Back to a More Simple Time

If we browse the Oracle Data Warehousing Guide we find a number of interesting database structures and features that can make our warehouses easier to load, faster to query, more simple to manage etc.. Partitioning, parallelsim, bitmap indexes, data segment compression, materialized views and query rewrite, for example. It has been a long, long time since I implemented anything of any size without at least two or three of these.

So let us imagine, gentle reader, a return to the days of simplicity when we had none of these — how would that look? How would it perform? Well it turns out that it would look a lot like the data warehouse that comes out of the box with Siebel Marketing Analytics. No partitioning? Check! Only the most ordinary, uncompressed b-tree indexes? Check! Etc.. You get the idea. And how will it perform? Our lucky band of adventurers is about to find out, as we implement it with the bare minimum of modifications to add some custom data elements from our Siebel CRM system.

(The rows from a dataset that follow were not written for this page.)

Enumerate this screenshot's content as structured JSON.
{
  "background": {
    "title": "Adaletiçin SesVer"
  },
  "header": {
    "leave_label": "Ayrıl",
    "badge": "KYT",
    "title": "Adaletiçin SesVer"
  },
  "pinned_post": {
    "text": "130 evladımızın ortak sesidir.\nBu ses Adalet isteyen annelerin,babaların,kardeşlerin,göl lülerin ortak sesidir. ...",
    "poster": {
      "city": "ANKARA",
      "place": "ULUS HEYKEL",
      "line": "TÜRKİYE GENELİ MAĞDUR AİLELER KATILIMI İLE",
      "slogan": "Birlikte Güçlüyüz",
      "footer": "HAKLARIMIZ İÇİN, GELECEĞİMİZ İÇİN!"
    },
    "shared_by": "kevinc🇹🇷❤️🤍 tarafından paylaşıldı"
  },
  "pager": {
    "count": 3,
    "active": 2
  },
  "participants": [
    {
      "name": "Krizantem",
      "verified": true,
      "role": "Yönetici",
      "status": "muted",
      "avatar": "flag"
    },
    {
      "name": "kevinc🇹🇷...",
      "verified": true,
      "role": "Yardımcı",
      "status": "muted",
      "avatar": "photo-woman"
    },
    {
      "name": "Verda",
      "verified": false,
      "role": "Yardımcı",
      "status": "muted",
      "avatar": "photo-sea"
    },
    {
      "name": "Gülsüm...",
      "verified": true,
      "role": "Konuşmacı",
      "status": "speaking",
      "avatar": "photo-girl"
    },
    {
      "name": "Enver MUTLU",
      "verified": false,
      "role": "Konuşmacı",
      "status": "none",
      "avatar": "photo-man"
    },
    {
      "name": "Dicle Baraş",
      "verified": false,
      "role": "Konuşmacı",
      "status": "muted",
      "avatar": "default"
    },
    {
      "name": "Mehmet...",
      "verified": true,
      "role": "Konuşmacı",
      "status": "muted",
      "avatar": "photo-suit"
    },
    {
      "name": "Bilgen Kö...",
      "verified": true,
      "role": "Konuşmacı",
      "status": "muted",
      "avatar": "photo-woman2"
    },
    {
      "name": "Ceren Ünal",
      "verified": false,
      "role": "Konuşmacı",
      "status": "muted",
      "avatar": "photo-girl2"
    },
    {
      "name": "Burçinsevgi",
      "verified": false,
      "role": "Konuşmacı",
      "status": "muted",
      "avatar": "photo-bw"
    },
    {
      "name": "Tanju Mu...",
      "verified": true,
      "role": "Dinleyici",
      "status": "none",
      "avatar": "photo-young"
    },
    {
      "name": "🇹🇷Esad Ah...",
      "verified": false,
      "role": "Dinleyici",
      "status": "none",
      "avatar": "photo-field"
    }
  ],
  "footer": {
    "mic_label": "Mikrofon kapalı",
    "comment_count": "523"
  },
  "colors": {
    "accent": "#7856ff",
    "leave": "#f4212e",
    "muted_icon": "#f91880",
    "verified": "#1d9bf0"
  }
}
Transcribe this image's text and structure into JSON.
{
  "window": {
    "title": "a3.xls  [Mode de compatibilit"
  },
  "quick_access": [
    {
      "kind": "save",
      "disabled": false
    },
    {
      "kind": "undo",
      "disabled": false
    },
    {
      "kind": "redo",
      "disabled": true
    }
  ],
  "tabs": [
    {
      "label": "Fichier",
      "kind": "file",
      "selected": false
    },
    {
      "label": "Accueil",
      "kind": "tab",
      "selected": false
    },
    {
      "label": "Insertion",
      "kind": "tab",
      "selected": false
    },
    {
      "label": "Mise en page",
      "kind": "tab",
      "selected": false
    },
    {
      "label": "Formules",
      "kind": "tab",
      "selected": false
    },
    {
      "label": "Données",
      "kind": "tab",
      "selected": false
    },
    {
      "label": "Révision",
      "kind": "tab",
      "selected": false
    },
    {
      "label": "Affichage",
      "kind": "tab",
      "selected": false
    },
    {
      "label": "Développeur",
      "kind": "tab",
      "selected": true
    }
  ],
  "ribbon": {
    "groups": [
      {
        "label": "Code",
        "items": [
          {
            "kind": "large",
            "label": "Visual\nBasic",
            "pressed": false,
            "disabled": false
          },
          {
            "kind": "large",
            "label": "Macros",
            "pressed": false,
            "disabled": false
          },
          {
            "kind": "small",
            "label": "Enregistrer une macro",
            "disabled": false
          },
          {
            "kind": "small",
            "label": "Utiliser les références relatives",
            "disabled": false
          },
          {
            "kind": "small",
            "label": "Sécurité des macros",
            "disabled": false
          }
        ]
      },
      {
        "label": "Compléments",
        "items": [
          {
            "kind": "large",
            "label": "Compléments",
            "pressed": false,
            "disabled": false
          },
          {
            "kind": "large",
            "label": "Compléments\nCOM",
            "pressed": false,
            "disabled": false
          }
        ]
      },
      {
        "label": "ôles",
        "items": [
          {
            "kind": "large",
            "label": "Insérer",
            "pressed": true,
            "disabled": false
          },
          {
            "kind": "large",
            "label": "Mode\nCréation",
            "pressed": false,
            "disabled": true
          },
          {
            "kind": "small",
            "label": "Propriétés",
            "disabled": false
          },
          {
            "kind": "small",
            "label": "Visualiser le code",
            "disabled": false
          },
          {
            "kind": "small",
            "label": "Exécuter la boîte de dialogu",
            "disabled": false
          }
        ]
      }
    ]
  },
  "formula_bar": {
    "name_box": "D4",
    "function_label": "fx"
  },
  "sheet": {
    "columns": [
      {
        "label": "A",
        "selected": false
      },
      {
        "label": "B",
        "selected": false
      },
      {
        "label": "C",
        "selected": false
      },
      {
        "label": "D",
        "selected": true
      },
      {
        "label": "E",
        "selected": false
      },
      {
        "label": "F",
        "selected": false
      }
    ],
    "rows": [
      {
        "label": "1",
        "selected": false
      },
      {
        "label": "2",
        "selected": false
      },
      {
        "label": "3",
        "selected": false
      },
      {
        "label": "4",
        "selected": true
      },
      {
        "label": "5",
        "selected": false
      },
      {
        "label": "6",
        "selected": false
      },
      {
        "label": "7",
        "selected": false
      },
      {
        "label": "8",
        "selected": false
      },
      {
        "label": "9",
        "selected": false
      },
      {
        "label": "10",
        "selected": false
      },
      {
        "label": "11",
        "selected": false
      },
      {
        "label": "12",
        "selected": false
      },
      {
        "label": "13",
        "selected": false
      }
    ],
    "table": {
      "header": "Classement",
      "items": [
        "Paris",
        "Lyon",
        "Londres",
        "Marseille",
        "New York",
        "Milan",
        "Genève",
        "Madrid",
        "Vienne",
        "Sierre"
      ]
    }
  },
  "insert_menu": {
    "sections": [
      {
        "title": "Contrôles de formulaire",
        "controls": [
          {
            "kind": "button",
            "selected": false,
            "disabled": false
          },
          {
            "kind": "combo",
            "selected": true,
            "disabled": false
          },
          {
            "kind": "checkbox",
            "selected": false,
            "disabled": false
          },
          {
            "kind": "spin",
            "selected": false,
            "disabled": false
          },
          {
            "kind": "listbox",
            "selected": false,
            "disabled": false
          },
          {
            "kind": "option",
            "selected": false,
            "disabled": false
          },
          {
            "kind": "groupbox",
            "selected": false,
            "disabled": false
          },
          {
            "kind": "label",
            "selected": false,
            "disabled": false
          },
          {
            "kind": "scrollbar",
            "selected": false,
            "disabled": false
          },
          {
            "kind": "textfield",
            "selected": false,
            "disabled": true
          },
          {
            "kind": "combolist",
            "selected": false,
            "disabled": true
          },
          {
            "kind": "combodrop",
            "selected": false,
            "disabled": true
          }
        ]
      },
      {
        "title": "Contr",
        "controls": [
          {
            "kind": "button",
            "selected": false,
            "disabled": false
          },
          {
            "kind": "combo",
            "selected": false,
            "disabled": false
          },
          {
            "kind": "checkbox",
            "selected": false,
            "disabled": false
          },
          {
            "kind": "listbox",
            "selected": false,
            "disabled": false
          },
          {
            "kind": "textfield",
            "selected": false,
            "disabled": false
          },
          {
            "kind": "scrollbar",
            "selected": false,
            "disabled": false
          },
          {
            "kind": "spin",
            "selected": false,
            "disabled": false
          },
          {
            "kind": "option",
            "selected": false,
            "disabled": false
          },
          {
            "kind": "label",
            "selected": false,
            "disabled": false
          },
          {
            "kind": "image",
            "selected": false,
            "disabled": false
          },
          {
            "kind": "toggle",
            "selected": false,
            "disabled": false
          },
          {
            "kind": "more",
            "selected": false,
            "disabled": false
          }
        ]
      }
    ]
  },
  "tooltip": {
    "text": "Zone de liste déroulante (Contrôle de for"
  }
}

Some current areas of concern:

  • A fact table with 50 indexes that in development consume 1.5Gb of space for every 1Gb of fact table data. How is the drop-all-indexes-and-rebuild-after-every-load strategy going to turn out with production sized data?
  • The use of updates against the largest fact table. No data segment compression!
  • No foreign keys and bitmap indexes. Do star transformations even work with that?

 On the plus side we do have a performance testing environment sized at around 80% of production data volumes, so we will have an opportunity to tweak the worst offenders. We do have parallelsim and the licensing for everything that we moght want to throw at the system, and we do have Quest Performance Analysis for Oracle already prepped on the test and production instances.

In preparation for performance testing I have a little mental checklist of what can be implemented quickly and quietly to tackle certain problems, such as replacing b-tree indexes with bitmaps, or a little partitioning, but it’s complexified by the presence of the “Datawarehouse Administration Console” (DAC), an apparantly essential component of the architecture that is responsible for executing the 400+ Informatica workflows that load the staging and warehouse tables. The philosophy around it seems to be that anything platform specific, such as dropping and creating indexes, is defined and controlled through DAC rather than through Informatica (where it is generally a little kludgy, evn if it is serviceable). So we have some exploration to do on that product to see how it handles customisation of indexes (maybe it recreates them the way it found them, but I suspect some customisation is required to make it deal with creating “exotics” such as local bitmap indexes).

We go into integration testing this coming week, with performance testing to follow. Should be an interesting ride.